I wholeheartedly agree with New York Times econ columnist Paul Krugman here:
Despite the economic slump, despite irresponsible policies that have doubled the state's debt burden since Arnold Schwarzenegger became governor, California has immense human and financial resources. It should not be in fiscal crisis; it should not be on the verge of cutting essential public services and denying health coverage to almost a million children. But it is — and you have to wonder if California's political paralysis foreshadows the future of the nation as a whole.
But we part paths at Krugman's next sentence:
The seeds of California's current crisis were planted more than 30 years ago, when voters overwhelmingly passed Proposition 13, a ballot measure that placed the state's budget in a straitjacket.

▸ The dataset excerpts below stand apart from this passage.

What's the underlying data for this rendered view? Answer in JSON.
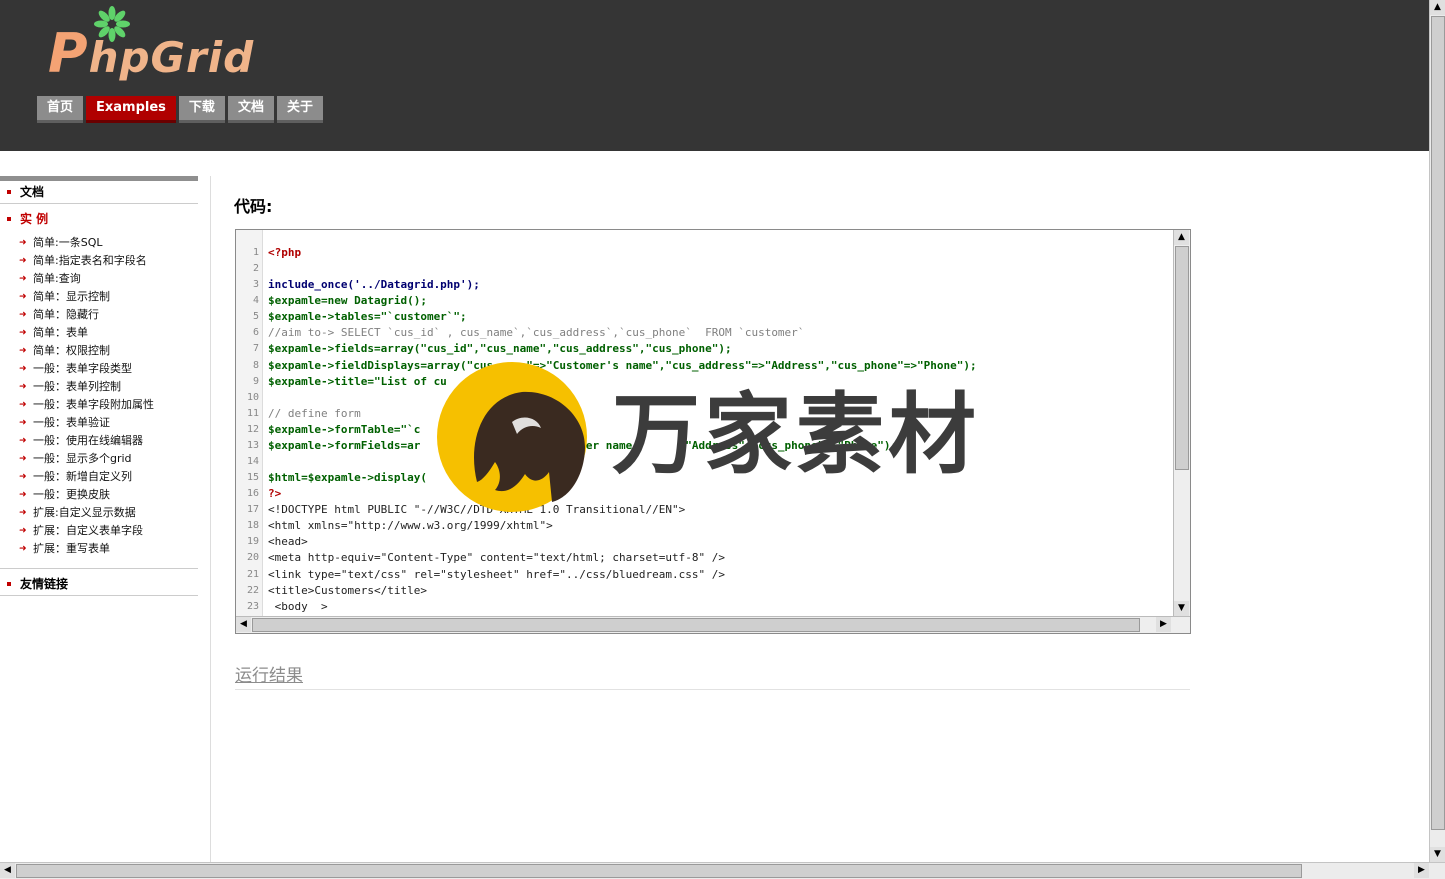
{
  "logo": {
    "text": "PHPGRID"
  },
  "nav": {
    "items": [
      {
        "label": "首页"
      },
      {
        "label": "Examples",
        "active": true
      },
      {
        "label": "下载"
      },
      {
        "label": "文档"
      },
      {
        "label": "关于"
      }
    ]
  },
  "sidebar": {
    "docs_heading": "文档",
    "examples_heading": "实 例",
    "examples": [
      "简单:一条SQL",
      "简单:指定表名和字段名",
      "简单:查询",
      "简单：显示控制",
      "简单：隐藏行",
      "简单：表单",
      "简单：权限控制",
      "一般：表单字段类型",
      "一般：表单列控制",
      "一般：表单字段附加属性",
      "一般：表单验证",
      "一般：使用在线编辑器",
      "一般：显示多个grid",
      "一般：新增自定义列",
      "一般：更换皮肤",
      "扩展:自定义显示数据",
      "扩展：自定义表单字段",
      "扩展：重写表单"
    ],
    "links_heading": "友情链接"
  },
  "main": {
    "code_title": "代码:",
    "result_title": "运行结果"
  },
  "code": {
    "line_numbers": [
      "1",
      "2",
      "3",
      "4",
      "5",
      "6",
      "7",
      "8",
      "9",
      "10",
      "11",
      "12",
      "13",
      "14",
      "15",
      "16",
      "17",
      "18",
      "19",
      "20",
      "21",
      "22",
      "23"
    ],
    "lines": [
      "<?php",
      "",
      "include_once('../Datagrid.php');",
      "$expamle=new Datagrid();",
      "$expamle->tables=\"`customer`\";",
      "//aim to-> SELECT `cus_id` , cus_name`,`cus_address`,`cus_phone`  FROM `customer`",
      "$expamle->fields=array(\"cus_id\",\"cus_name\",\"cus_address\",\"cus_phone\");",
      "$expamle->fieldDisplays=array(\"cus_name\"=>\"Customer's name\",\"cus_address\"=>\"Address\",\"cus_phone\"=>\"Phone\");",
      "$expamle->title=\"List of cu",
      "",
      "// define form",
      "$expamle->formTable=\"`c",
      "$expamle->formFields=ar                      tomer name        \"Address\"  cus_phone\"=>\"Phone\");",
      "",
      "$html=$expamle->display(",
      "?>",
      "<!DOCTYPE html PUBLIC \"-//W3C//DTD XHTML 1.0 Transitional//EN\">",
      "<html xmlns=\"http://www.w3.org/1999/xhtml\">",
      "<head>",
      "<meta http-equiv=\"Content-Type\" content=\"text/html; charset=utf-8\" />",
      "<link type=\"text/css\" rel=\"stylesheet\" href=\"../css/bluedream.css\" />",
      "<title>Customers</title>",
      " <body  >"
    ]
  },
  "watermark": {
    "text": "万家素材"
  },
  "colors": {
    "header_bg": "#353535",
    "nav_active": "#b00000",
    "nav_item": "#8c8c8c",
    "accent_red": "#c00000"
  }
}
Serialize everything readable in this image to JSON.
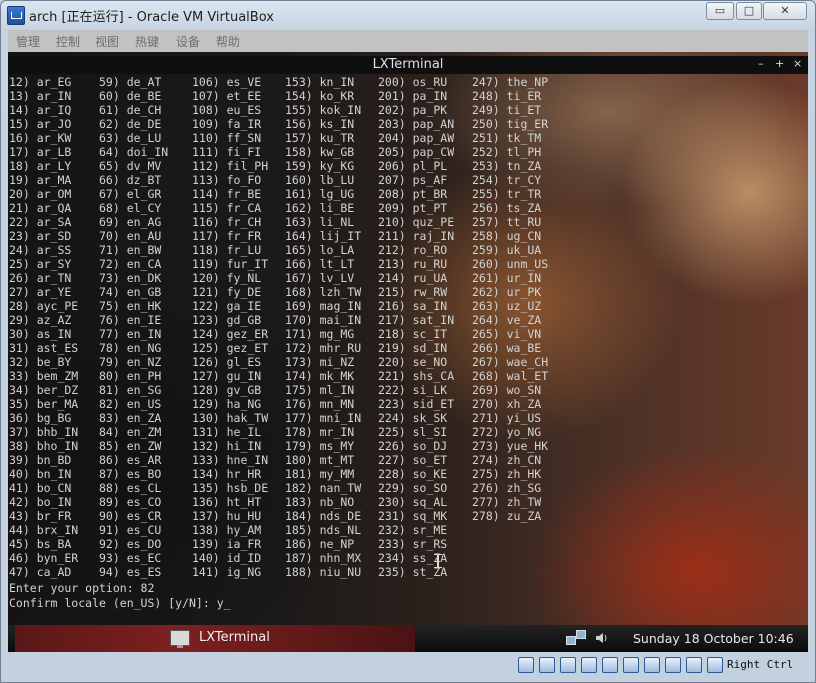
{
  "window": {
    "title": "arch [正在运行] - Oracle VM VirtualBox",
    "minimize_glyph": "▭",
    "maximize_glyph": "□",
    "close_glyph": "✕"
  },
  "menu": [
    "管理",
    "控制",
    "视图",
    "热键",
    "设备",
    "帮助"
  ],
  "terminal": {
    "title": "LXTerminal",
    "controls": [
      "–",
      "+",
      "×"
    ]
  },
  "locale_columns": [
    [
      "12) ar_EG",
      "13) ar_IN",
      "14) ar_IQ",
      "15) ar_JO",
      "16) ar_KW",
      "17) ar_LB",
      "18) ar_LY",
      "19) ar_MA",
      "20) ar_OM",
      "21) ar_QA",
      "22) ar_SA",
      "23) ar_SD",
      "24) ar_SS",
      "25) ar_SY",
      "26) ar_TN",
      "27) ar_YE",
      "28) ayc_PE",
      "29) az_AZ",
      "30) as_IN",
      "31) ast_ES",
      "32) be_BY",
      "33) bem_ZM",
      "34) ber_DZ",
      "35) ber_MA",
      "36) bg_BG",
      "37) bhb_IN",
      "38) bho_IN",
      "39) bn_BD",
      "40) bn_IN",
      "41) bo_CN",
      "42) bo_IN",
      "43) br_FR",
      "44) brx_IN",
      "45) bs_BA",
      "46) byn_ER",
      "47) ca_AD"
    ],
    [
      "59) de_AT",
      "60) de_BE",
      "61) de_CH",
      "62) de_DE",
      "63) de_LU",
      "64) doi_IN",
      "65) dv_MV",
      "66) dz_BT",
      "67) el_GR",
      "68) el_CY",
      "69) en_AG",
      "70) en_AU",
      "71) en_BW",
      "72) en_CA",
      "73) en_DK",
      "74) en_GB",
      "75) en_HK",
      "76) en_IE",
      "77) en_IN",
      "78) en_NG",
      "79) en_NZ",
      "80) en_PH",
      "81) en_SG",
      "82) en_US",
      "83) en_ZA",
      "84) en_ZM",
      "85) en_ZW",
      "86) es_AR",
      "87) es_BO",
      "88) es_CL",
      "89) es_CO",
      "90) es_CR",
      "91) es_CU",
      "92) es_DO",
      "93) es_EC",
      "94) es_ES"
    ],
    [
      "106) es_VE",
      "107) et_EE",
      "108) eu_ES",
      "109) fa_IR",
      "110) ff_SN",
      "111) fi_FI",
      "112) fil_PH",
      "113) fo_FO",
      "114) fr_BE",
      "115) fr_CA",
      "116) fr_CH",
      "117) fr_FR",
      "118) fr_LU",
      "119) fur_IT",
      "120) fy_NL",
      "121) fy_DE",
      "122) ga_IE",
      "123) gd_GB",
      "124) gez_ER",
      "125) gez_ET",
      "126) gl_ES",
      "127) gu_IN",
      "128) gv_GB",
      "129) ha_NG",
      "130) hak_TW",
      "131) he_IL",
      "132) hi_IN",
      "133) hne_IN",
      "134) hr_HR",
      "135) hsb_DE",
      "136) ht_HT",
      "137) hu_HU",
      "138) hy_AM",
      "139) ia_FR",
      "140) id_ID",
      "141) ig_NG"
    ],
    [
      "153) kn_IN",
      "154) ko_KR",
      "155) kok_IN",
      "156) ks_IN",
      "157) ku_TR",
      "158) kw_GB",
      "159) ky_KG",
      "160) lb_LU",
      "161) lg_UG",
      "162) li_BE",
      "163) li_NL",
      "164) lij_IT",
      "165) lo_LA",
      "166) lt_LT",
      "167) lv_LV",
      "168) lzh_TW",
      "169) mag_IN",
      "170) mai_IN",
      "171) mg_MG",
      "172) mhr_RU",
      "173) mi_NZ",
      "174) mk_MK",
      "175) ml_IN",
      "176) mn_MN",
      "177) mni_IN",
      "178) mr_IN",
      "179) ms_MY",
      "180) mt_MT",
      "181) my_MM",
      "182) nan_TW",
      "183) nb_NO",
      "184) nds_DE",
      "185) nds_NL",
      "186) ne_NP",
      "187) nhn_MX",
      "188) niu_NU"
    ],
    [
      "200) os_RU",
      "201) pa_IN",
      "202) pa_PK",
      "203) pap_AN",
      "204) pap_AW",
      "205) pap_CW",
      "206) pl_PL",
      "207) ps_AF",
      "208) pt_BR",
      "209) pt_PT",
      "210) quz_PE",
      "211) raj_IN",
      "212) ro_RO",
      "213) ru_RU",
      "214) ru_UA",
      "215) rw_RW",
      "216) sa_IN",
      "217) sat_IN",
      "218) sc_IT",
      "219) sd_IN",
      "220) se_NO",
      "221) shs_CA",
      "222) si_LK",
      "223) sid_ET",
      "224) sk_SK",
      "225) sl_SI",
      "226) so_DJ",
      "227) so_ET",
      "228) so_KE",
      "229) so_SO",
      "230) sq_AL",
      "231) sq_MK",
      "232) sr_ME",
      "233) sr_RS",
      "234) ss_ZA",
      "235) st_ZA"
    ],
    [
      "247) the_NP",
      "248) ti_ER",
      "249) ti_ET",
      "250) tig_ER",
      "251) tk_TM",
      "252) tl_PH",
      "253) tn_ZA",
      "254) tr_CY",
      "255) tr_TR",
      "256) ts_ZA",
      "257) tt_RU",
      "258) ug_CN",
      "259) uk_UA",
      "260) unm_US",
      "261) ur_IN",
      "262) ur_PK",
      "263) uz_UZ",
      "264) ve_ZA",
      "265) vi_VN",
      "266) wa_BE",
      "267) wae_CH",
      "268) wal_ET",
      "269) wo_SN",
      "270) xh_ZA",
      "271) yi_US",
      "272) yo_NG",
      "273) yue_HK",
      "274) zh_CN",
      "275) zh_HK",
      "276) zh_SG",
      "277) zh_TW",
      "278) zu_ZA"
    ]
  ],
  "prompt": {
    "option_line": "Enter your option: 82",
    "confirm_line": "Confirm locale (en_US) [y/N]: y_"
  },
  "panel": {
    "task_label": "LXTerminal",
    "clock": "Sunday 18 October 10:46"
  },
  "statusbar": {
    "icons": [
      "hard-disk-icon",
      "optical-drive-icon",
      "usb-icon",
      "pencil-icon",
      "shared-folder-icon",
      "display-icon",
      "network-icon",
      "audio-icon",
      "mouse-integration-icon",
      "capture-icon"
    ],
    "host_key": "Right Ctrl"
  }
}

This notion, as mentioned here previously, is as taken for granted among the state's political/journalistic class as water is by fish. Yes, Prop. 13 (which capped property-tax increases) created some legitimately challenging process issues, in terms of funds being transferred from the local level to the state level and back again. But the real complaint is that the famous tax revolt made it difficult to, well, hike up taxes. Krugman again:
Even more important, however, Proposition 13 made it extremely hard to raise taxes, even in emergencies: no state tax rate may be increased without a two-thirds majority in both houses of the State Legislature.
Here is where the traditional liberal argument loses me. The California budget "emergency" isn't a tax problem, it's a spending problem. State spending in the past two decades, as this Reason Foundation report [PDF] spells out, has increased 5.37 percent a year (and nearly 7 percent for the past decade), compared to a population-plus-inflation growth rate of 4.38 percent. If the budget growth rate had been limited to the population-inflation growth rate, the state would be sitting on a $15 billion surplus right now. Surely enough to dip into during a real emergency. What's more, despite this alleged tax straightjacket, Californians manage to still pay 21.9 percent in state and local taxes, compared to 14.5 percent for Texas.
So to demonstrate that insufficent taxability is the root of California's problems, a persuasive anti-Prop. 13 commentator would need to at least address the fact that state residents still manage to pay a high rate of taxes, and that the government keeps on growing voraciously in both good times and bad. If you're going to tax residents still more (as Krugman desires), don't they deserve to know why the cost of government services keeps going up up up up UP!?
Instead of any of that, Krugman goes on a name-calling binge against minority Republicans. ("Driven mad by lack of power," "the party of Rush Limbaugh," "the party's growing extremism," and so on.)
I am entirely confident in claiming that I know California better than Krugman does (evidenced if by nothing else than by his lazy, college-newspaper usage of the phrase "banana Republic" to describe my native state), and I know intimately from that experience just how many fruits and nuts are sprinkled generously within the state's GOP. And yet surveying a California political and fiscal landscape that has been utterly dominated the past decade by the Democratic Party, and concluding that the problem is the vanishing tribe of Republicans, is at best puzzling. At worst, it's something quite a bit darker than that.